I’ve always dreamed of having a boudoir photo shoot–of feeling beauty and wildness and my cheeky sense of humor folded into photos of me. I always saw a boudoir photo shoot as an opportunity to challenge myself in terms of bravely embracing my body without any ifs and buts.

How was the experience for you? Did it affect your relationship with yourself?

The experience of having a boudoir photography shoot was a core memory for me. I didn’t realize how terrified I was until I sat down to have my makeup and hair done. I realized how I was scared of being seen for myself. I’d spent so many years building walls for others to see when they look at me, I felt incredibly vulnerable taking those down. And that was it.

Once I started letting those walls down…nothing happened. I was ok – I was better than ok, I was having fun. I was pampered with makeup to match my tones and a hair style just the way I wanted it. I found myself in the middle of thoughtful conversations between Liza and the makeup/hair artist Monina about life, dreams, joys, hardships, and flowers.
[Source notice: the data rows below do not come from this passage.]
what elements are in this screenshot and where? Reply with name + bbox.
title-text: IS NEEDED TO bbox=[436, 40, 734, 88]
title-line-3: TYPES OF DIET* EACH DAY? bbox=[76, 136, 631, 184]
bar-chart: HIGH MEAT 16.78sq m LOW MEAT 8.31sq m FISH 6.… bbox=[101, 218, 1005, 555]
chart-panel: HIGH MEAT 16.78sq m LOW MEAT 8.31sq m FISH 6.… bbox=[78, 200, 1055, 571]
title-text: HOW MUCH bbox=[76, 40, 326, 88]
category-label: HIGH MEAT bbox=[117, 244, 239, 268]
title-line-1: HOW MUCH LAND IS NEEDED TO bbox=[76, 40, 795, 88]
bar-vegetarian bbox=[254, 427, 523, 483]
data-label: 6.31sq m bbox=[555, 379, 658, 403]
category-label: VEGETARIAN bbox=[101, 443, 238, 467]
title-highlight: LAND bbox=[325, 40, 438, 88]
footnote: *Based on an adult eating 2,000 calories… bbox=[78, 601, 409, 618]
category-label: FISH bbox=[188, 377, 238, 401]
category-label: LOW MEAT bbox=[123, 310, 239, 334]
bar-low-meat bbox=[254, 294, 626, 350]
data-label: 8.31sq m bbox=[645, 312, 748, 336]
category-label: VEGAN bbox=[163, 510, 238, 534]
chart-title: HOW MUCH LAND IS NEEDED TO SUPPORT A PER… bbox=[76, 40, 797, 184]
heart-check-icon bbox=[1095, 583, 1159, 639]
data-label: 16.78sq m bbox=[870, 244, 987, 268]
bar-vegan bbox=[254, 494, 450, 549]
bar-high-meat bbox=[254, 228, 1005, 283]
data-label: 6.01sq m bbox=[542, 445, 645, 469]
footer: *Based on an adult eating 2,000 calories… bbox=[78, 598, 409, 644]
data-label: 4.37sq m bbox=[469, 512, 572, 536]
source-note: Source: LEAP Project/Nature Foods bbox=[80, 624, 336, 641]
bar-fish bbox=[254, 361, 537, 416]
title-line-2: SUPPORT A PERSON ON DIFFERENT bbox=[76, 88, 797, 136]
Walking into Liza’s studio and participating in a boudoir session was a gentle cracking of the exterior I had built to shield myself from the world, and a powerful realization that I can joyfully and freely be me. My boudoir session with Liza was an important moment of growth for me in terms of self acceptance, self care, and naked joy at the woman I am. 

Is there anything else you’d like to share with those wondering why they should do a boudoir photo shoot?

I’ve shared with my friends who are considering boudoir that they should take the leap of faith…in themselves. Ultimately boudoir photography is an opportunity for self exploration and an embrace of who we are in this moment. I understand that boudoir is generally defined in terms of the person looking at the finished pictures afterwards…but boudoir’s radical beauty is in the session, the process of opening your heart and soul through accepting your body as a wondrous part of the world, worthy of being photographed. I’d share with others that it’s ok to let go of restraints that we have placed upon ourselves, to forget the beauty norms and expectations placed upon us by others…it’s ok to just love yourself and to be so proud for having pretty pictures taken of you.